Hassan Nasrallah and a senior Hezbollah commander, Fuad Shukr, were both killed by Israeli airstrikes in Beirut

Lebanon was similarly passive following Hezbollah’s continual bombardment of northern Israel from October 8, 2023 onward. Its late secretary-general, Hassan Nasrallah, who was killed in an Israeli air strike in Beirut recently, justified Hezbollah’s aggression on the basis of showing solidarity with Hamas, which ignited the war in the Gaza Strip after killing roughly 1,200 Israeli civilians and soldiers and kidnapping 251 people in southern Israel on October 7.

Until his dying day, Nasrallah said he would observe a ceasefire in Lebanon only after Israel agreed to a full withdrawal and a truce in Gaza, a demand that Israel rightly rejected.

Nasrallah’s deputy, Naim Qassem, said yesterday that Hezbollah endorses efforts to reach a ceasefire in Lebanon. Interestingly enough, he omitted any reference to a truce in Gaza as a precondition to halt hostilities in his country.

Prior to making this announcement, he claimed that Hezbollah’s military capabilities were intact, that it had escalated its rocket attacks on Israel (Haifa has born the brunt of it of late), and that it was ready for further clashes with Israeli troops in southern Lebanon.

Hezbollah rockets over Haifa

It is debatable why Qassem has apparently taken the bold initiative to delink Lebanon from Gaza. His volte face may be connected to Israel’s military successes in Lebanon so far.

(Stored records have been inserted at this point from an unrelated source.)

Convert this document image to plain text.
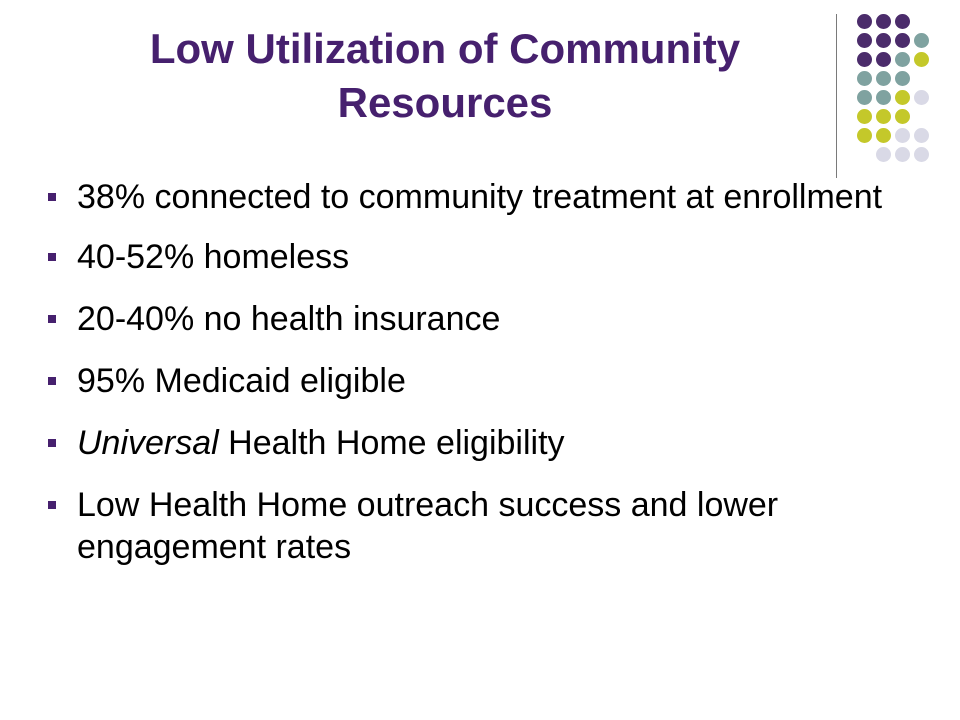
Low Utilization of Community
Resources
38% connected to community treatment at enrollment
40-52% homeless
20-40% no health insurance
95% Medicaid eligible
Universal Health Home eligibility
Low Health Home outreach success and lower engagement rates
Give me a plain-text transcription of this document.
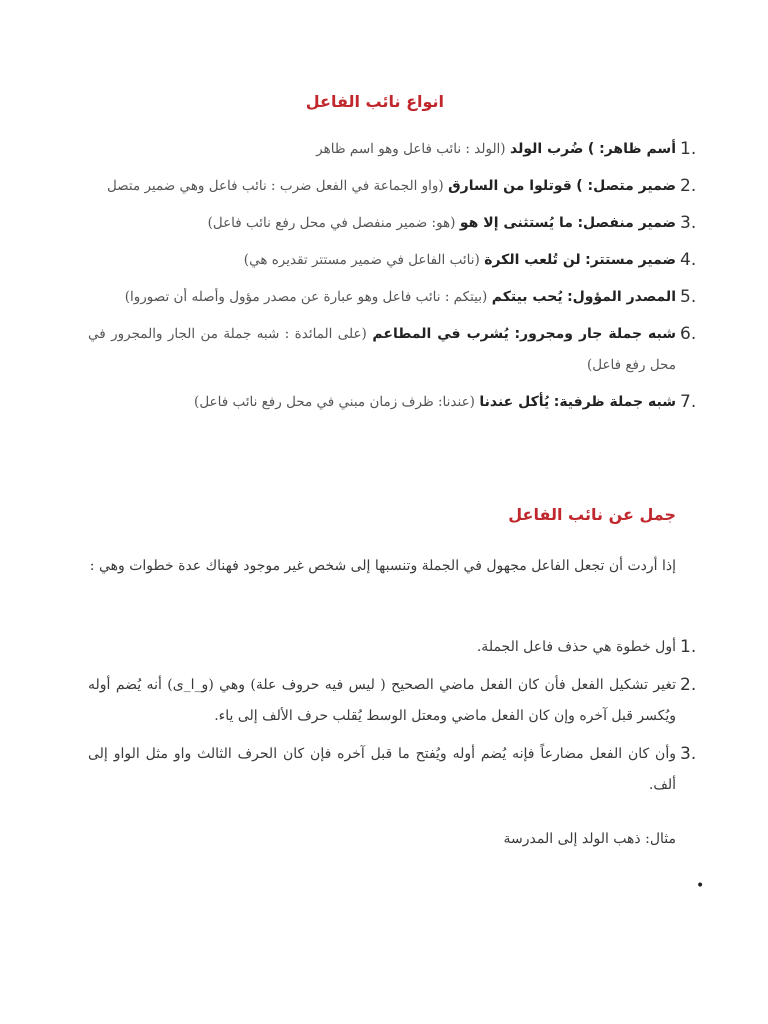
انواع نائب الفاعل
1.
أسم ظاهر: ) ضُرب الولد (الولد : نائب فاعل وهو اسم ظاهر
2.
ضمير متصل: ) قوتلوا من السارق (واو الجماعة في الفعل ضرب : نائب فاعل وهي ضمير متصل
3.
ضمير منفصل: ما يُستثنى إلا هو (هو: ضمير منفصل في محل رفع نائب فاعل)
4.
ضمير مستتر: لن تُلعب الكرة (نائب الفاعل في ضمير مستتر تقديره هي)
5.
المصدر المؤول: يُحب بيتكم (بيتكم : نائب فاعل وهو عبارة عن مصدر مؤول وأصله أن تصوروا)
6.
شبه جملة جار ومجرور: يُشرب في المطاعم (على المائدة : شبه جملة من الجار والمجرور في محل رفع فاعل)
7.
شبه جملة ظرفية: يُأكل عندنا (عندنا: ظرف زمان مبني في محل رفع نائب فاعل)
جمل عن نائب الفاعل
إذا أردت أن تجعل الفاعل مجهول في الجملة وتنسبها إلى شخص غير موجود فهناك عدة خطوات وهي :
1.
أول خطوة هي حذف فاعل الجملة.
2.
تغير تشكيل الفعل فأن كان الفعل ماضي الصحيح ( ليس فيه حروف علة) وهي (و_ا_ى) أنه يُضم أوله ويُكسر قبل آخره وإن كان الفعل ماضي ومعتل الوسط يُقلب حرف الألف إلى ياء.
3.
وأن كان الفعل مضارعاً فإنه يُضم أوله ويُفتح ما قبل آخره فإن كان الحرف الثالث واو مثل الواو إلى ألف.
مثال: ذهب الولد إلى المدرسة
•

Defence Minister Yoav Gallant said yesterday that Hezbollah has been “battered and broken” by Israel’s relentless strikes on its strongholds and the assassination of its commanders and leaders.

Defence Minister Yoav Galant and General Ori Gordin, head of the Northern Command

If there is to be a ceasefire, stringent conditions should apply.

Hezbollah must pull all its forces out of the south to a line north of the Litani and state publicly and in writing that it will no longer attack Israel and thereby allow 60,000 displaced Israelis to return to their homes near the Lebanese border. Every last Hezbollah command post, arms depot, bunker, fortification and tunnel will have to be destroyed. The Lebanese army must be deployed in southern Lebanon, alongside the United Nations Interim Force in Lebanon.

Last but not least, Israel and Lebanon, which designated their maritime border last year, should formally demarcate their land border and sign a peace treaty in the near future.

There is no logical reason why Israel and Lebanon cannot be good neighbors. But this scenario can only be fulfilled after Hezbollah is defanged and Iran is drastically shorn of its outsize influence in Lebanon.